O que leva um escritor,
artista, cientista ou o grande pensador
a se tornar um grande conhecido? E, também, o outro lado da moeda: o que leva
um grande artista, cientista, grande pensador a permanecer, um vida inteira, no
puro anonimato? Alguns, em vida, desconhecidos, por alguma razão, ainda são
reconhecidos depois de virarem puro pó. Certamente muitos homens e mulheres
morreram com livros, ideias e conceitos originais que jamais a humanidade se
dará conta. Meu grande Bandeira, permita, mais uma vez: estrelas da vida
inteira que nunca puderam tornar público o seu brilho intenso…pena para o
mundo, pena para a humanidade. Queiramos ou não sabemos que o fato é verdadeiro
e, sobretudo, doloroso.
Cora Coralina ou Ana Lins dos
Guimarães Peixoto Brêtas (1889-1985) quase passa despercebida não fosse o
brilhantismo habitual de Carlos Drummond de Andrade.
Vintém de Cobre, Editora
Global, ultrapassa todos os limites de uma literatura cujos cânones
estabelecem fronteiras entre a
prosa e a poesia.
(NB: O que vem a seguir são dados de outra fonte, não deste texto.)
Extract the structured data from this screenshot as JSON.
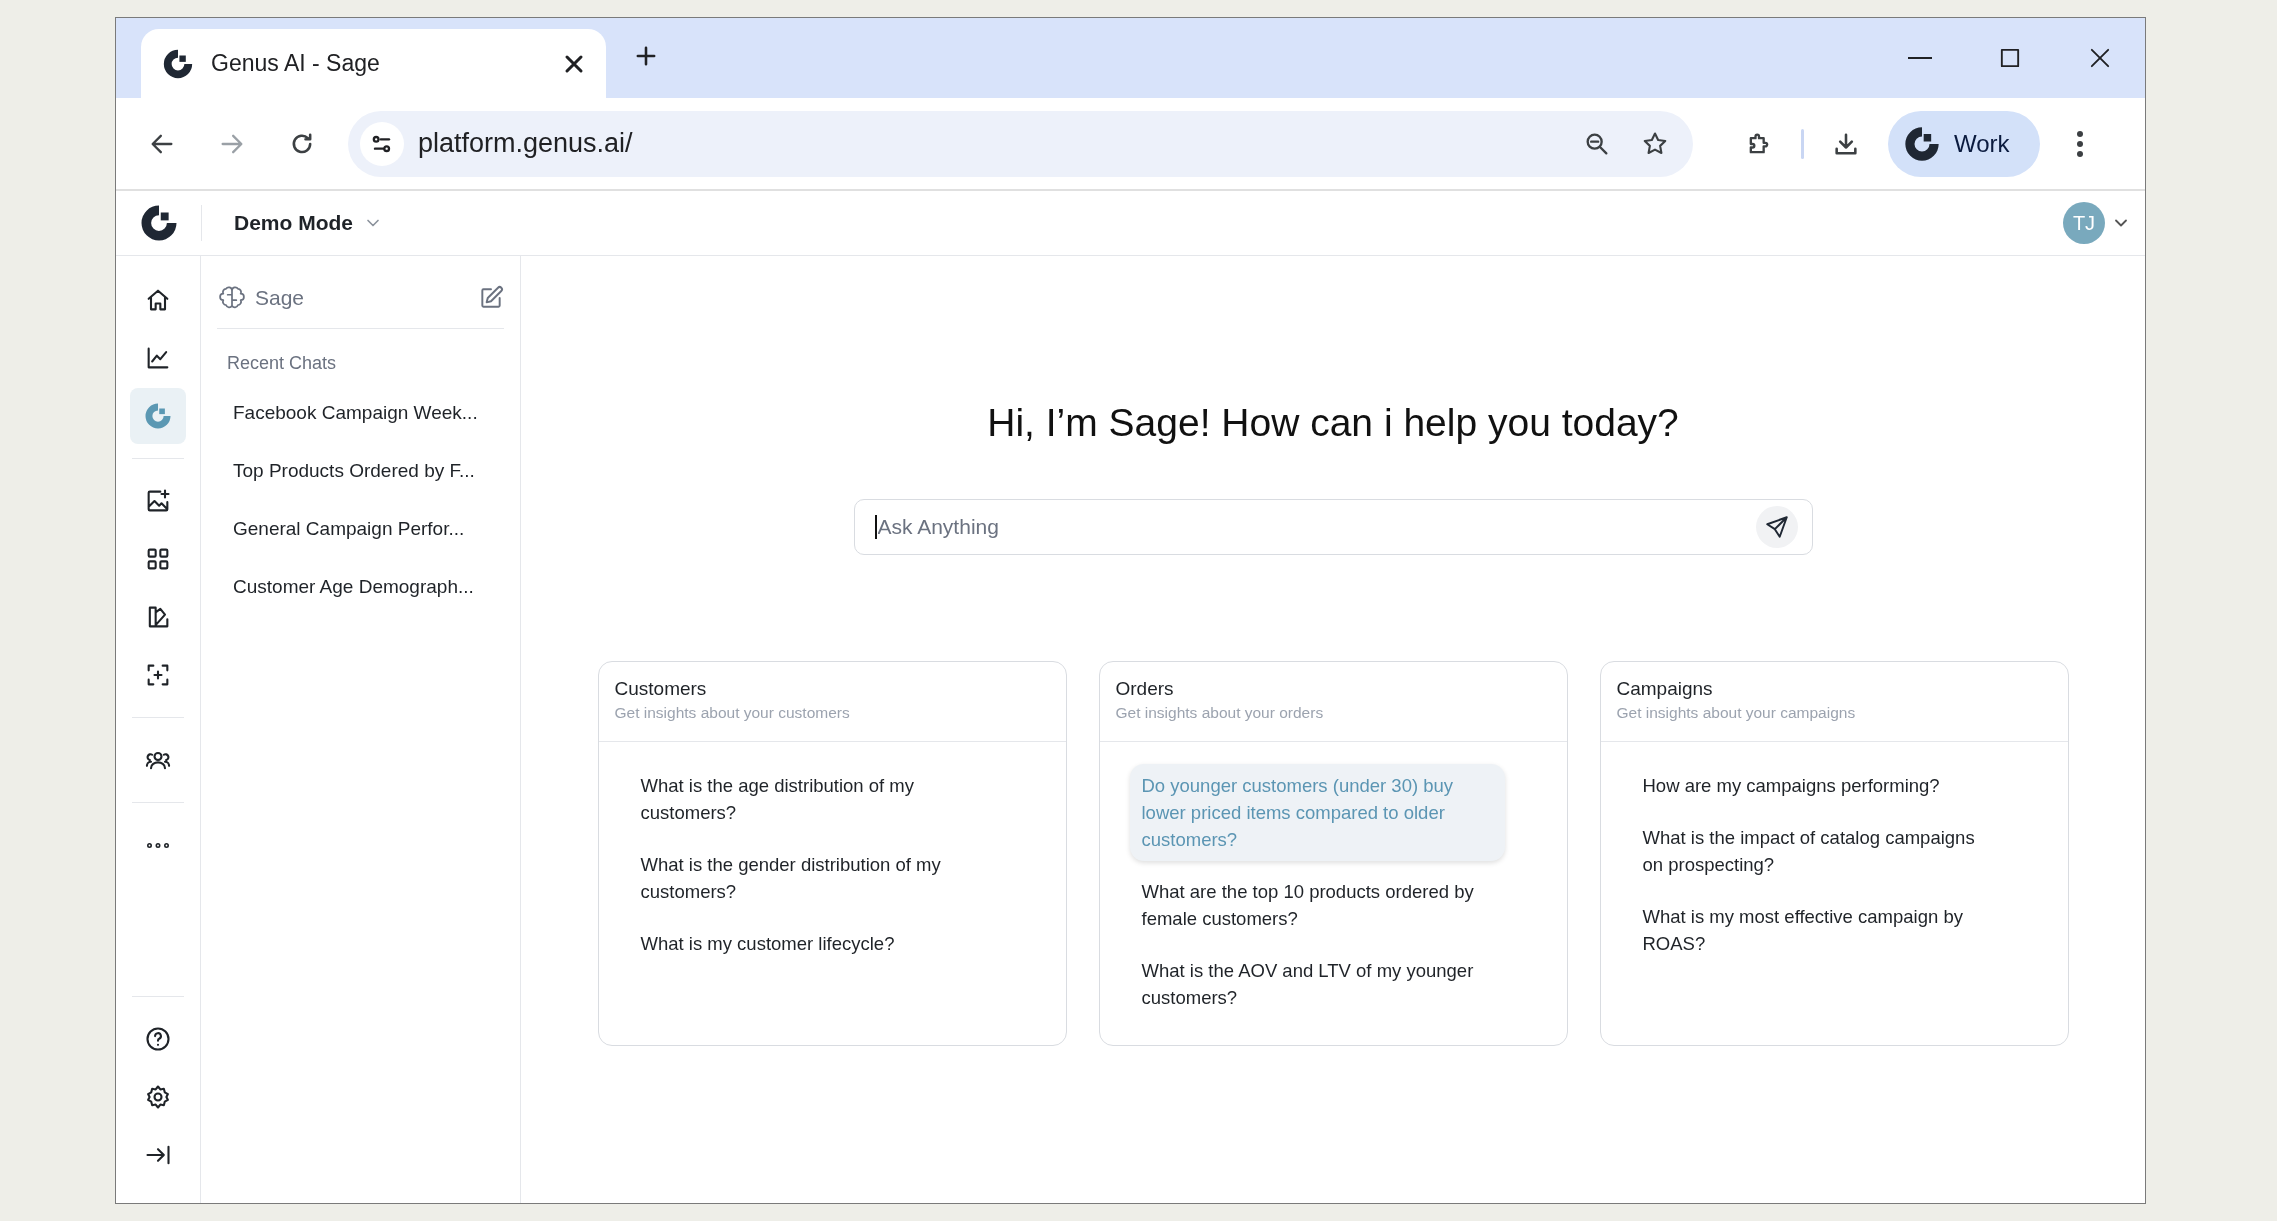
{
  "browser": {
    "tab": {
      "title": "Genus AI - Sage"
    },
    "address": "platform.genus.ai/",
    "profile": "Work"
  },
  "app_header": {
    "workspace": "Demo Mode",
    "avatar": "TJ"
  },
  "rail": {
    "groups": [
      {
        "items": [
          {
            "selected": false
          },
          {
            "selected": false
          },
          {
            "selected": true
          }
        ]
      },
      {
        "items": [
          {
            "selected": false
          },
          {
            "selected": false
          },
          {
            "selected": false
          },
          {
            "selected": false
          }
        ]
      },
      {
        "items": [
          {
            "selected": false
          }
        ]
      },
      {
        "items": [
          {
            "selected": false
          }
        ]
      }
    ],
    "bottom": [
      {
        "selected": false
      },
      {
        "selected": false
      },
      {
        "selected": false
      }
    ]
  },
  "sidebar": {
    "title": "Sage",
    "section": "Recent Chats",
    "chats": [
      "Facebook Campaign Week...",
      "Top Products Ordered by F...",
      "General Campaign Perfor...",
      "Customer Age Demograph..."
    ]
  },
  "main": {
    "greeting": "Hi, I’m Sage! How can i help you today?",
    "input": {
      "placeholder": "Ask Anything"
    },
    "cards": [
      {
        "title": "Customers",
        "subtitle": "Get insights about your customers",
        "questions": [
          {
            "text": "What is the age distribution of my customers?",
            "selected": false
          },
          {
            "text": "What is the gender distribution of my customers?",
            "selected": false
          },
          {
            "text": "What is my customer lifecycle?",
            "selected": false
          }
        ]
      },
      {
        "title": "Orders",
        "subtitle": "Get insights about your orders",
        "questions": [
          {
            "text": "Do younger customers (under 30) buy lower priced items compared to older customers?",
            "selected": true
          },
          {
            "text": "What are the top 10 products ordered by female customers?",
            "selected": false
          },
          {
            "text": "What is the AOV and LTV of my younger customers?",
            "selected": false
          }
        ]
      },
      {
        "title": "Campaigns",
        "subtitle": "Get insights about your campaigns",
        "questions": [
          {
            "text": "How are my campaigns performing?",
            "selected": false
          },
          {
            "text": "What is the impact of catalog campaigns on prospecting?",
            "selected": false
          },
          {
            "text": "What is my most effective campaign by ROAS?",
            "selected": false
          }
        ]
      }
    ]
  }
}
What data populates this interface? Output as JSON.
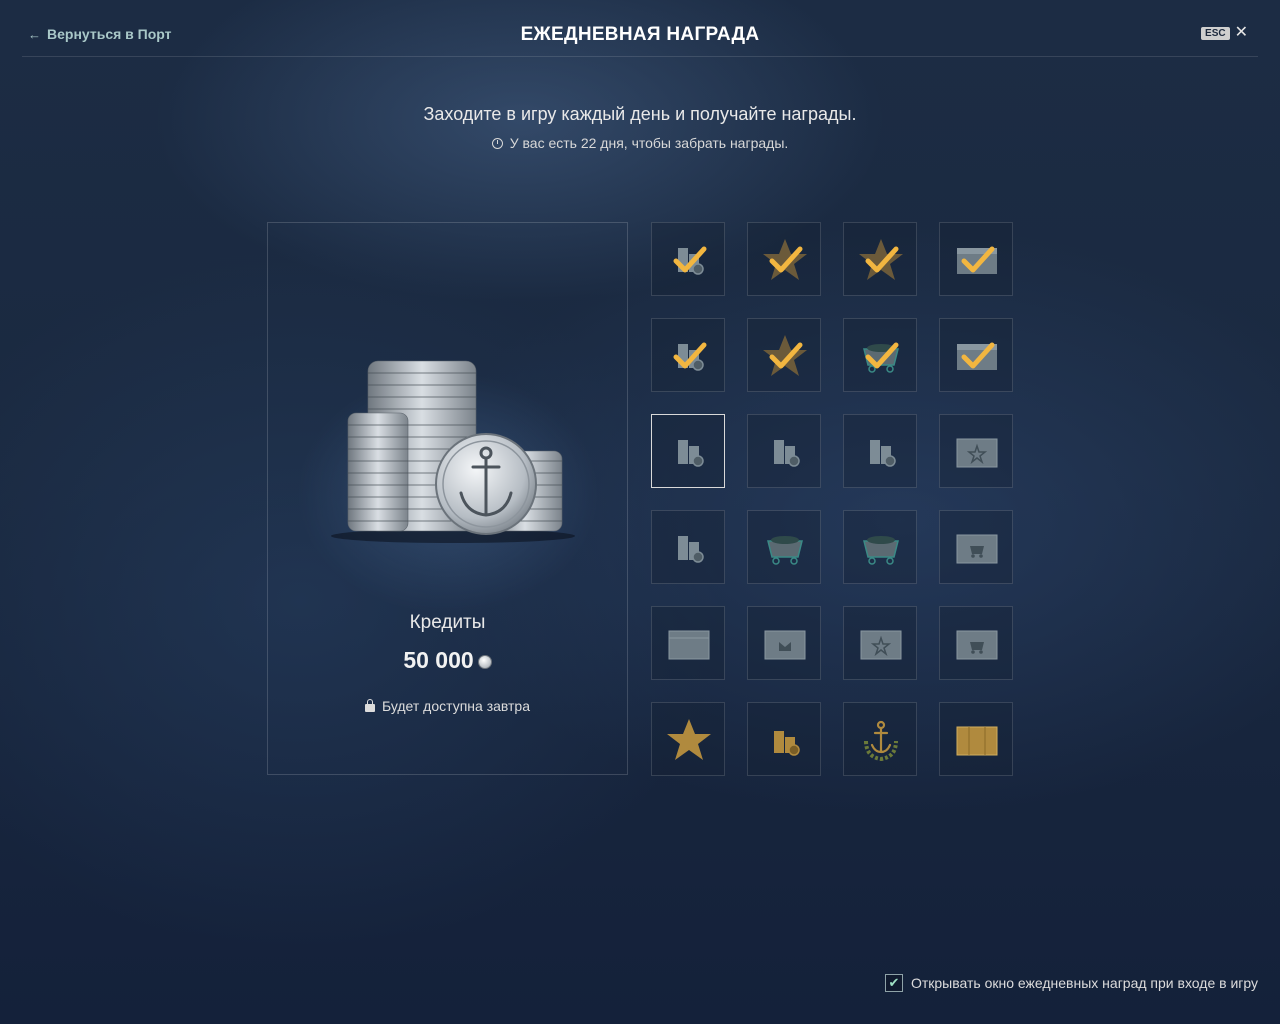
{
  "header": {
    "back_label": "Вернуться в Порт",
    "title": "ЕЖЕДНЕВНАЯ НАГРАДА",
    "esc_key": "ESC",
    "close_glyph": "✕"
  },
  "intro": {
    "text": "Заходите в игру каждый день и получайте награды.",
    "timer_text": "У вас есть 22 дня, чтобы забрать награды."
  },
  "selected_reward": {
    "name": "Кредиты",
    "amount": "50 000",
    "availability": "Будет доступна завтра",
    "icon": "credits-stack-anchor-coin"
  },
  "rewards": [
    {
      "icon": "credits",
      "claimed": true
    },
    {
      "icon": "star",
      "claimed": true
    },
    {
      "icon": "star",
      "claimed": true
    },
    {
      "icon": "container",
      "claimed": true
    },
    {
      "icon": "credits",
      "claimed": true
    },
    {
      "icon": "star",
      "claimed": true
    },
    {
      "icon": "coal-cart",
      "claimed": true
    },
    {
      "icon": "container",
      "claimed": true
    },
    {
      "icon": "credits",
      "claimed": false,
      "selected": true
    },
    {
      "icon": "credits",
      "claimed": false
    },
    {
      "icon": "credits",
      "claimed": false
    },
    {
      "icon": "container-star",
      "claimed": false
    },
    {
      "icon": "credits",
      "claimed": false
    },
    {
      "icon": "coal-cart",
      "claimed": false
    },
    {
      "icon": "coal-cart",
      "claimed": false
    },
    {
      "icon": "container-cart",
      "claimed": false
    },
    {
      "icon": "container-plain",
      "claimed": false
    },
    {
      "icon": "container-box",
      "claimed": false
    },
    {
      "icon": "container-star",
      "claimed": false
    },
    {
      "icon": "container-cart",
      "claimed": false
    },
    {
      "icon": "gold-star",
      "claimed": false
    },
    {
      "icon": "doubloons",
      "claimed": false
    },
    {
      "icon": "anchor-wreath",
      "claimed": false
    },
    {
      "icon": "gold-container",
      "claimed": false
    }
  ],
  "footer": {
    "checkbox_checked": true,
    "checkbox_label": "Открывать окно ежедневных наград при входе в игру"
  },
  "colors": {
    "check": "#f2b640",
    "item_gray": "#7d8c96",
    "gold": "#b08a3e",
    "teal": "#3a8a86"
  }
}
Em forma de poesia narrativa, por falta de uma terminologia
mais adequada, a autora recorre a seu passado e redescobre verdadeiras cápsulas de um tempo que ela supôs
perdido, morto. Com tal procedimento desperta no leitor as mesmas sensações:
Que procura você, Aninha?/Que força a fez despedaçar correntes de afetos?/ e trazê-la
de volta às pedras lapidares do passado?/ Sozinha, sem medo, vinte e sete anos
já passados…/ Meu vintém perdido, meu vintém de felicidade./Capacidade maior de
ser eu mesma, minha afirmação constante.
O supreendente da literatura
de Cora Coralina : sua primeira publicação somente ocorreu quando a autora
tinha 76 anos. Eis um bom argumento, para uma vez mais, se pensar que a boa
literatura, na maioria das vezes, somente é possível após amadurecimento e
muita experiência vivida. Como ela mesma afirma: Poeta é ser ambicioso,
insatisfeito/ procurando no jogo das palavras,/ no imprevisto do texto, atingir
a perfeição inalcançálvel./ O autêntico sabe que jamais/ chegará ao prêmio
Nobel./O medíocre se acredita sempre perto dele./ Alguns vêm a mim./ Querem a
palavra, o incentivo, a apreciação./ Que dizer a um jovem ansioso na sede
precoce de lançar um livro/ Tão pobre ainda sua bagagem cultural,/ tão restrito
seu vocabulário,/enxugando lágrimas que não chorou,/dores que não
sentiu/sofrimentos imaginários que não experimentou.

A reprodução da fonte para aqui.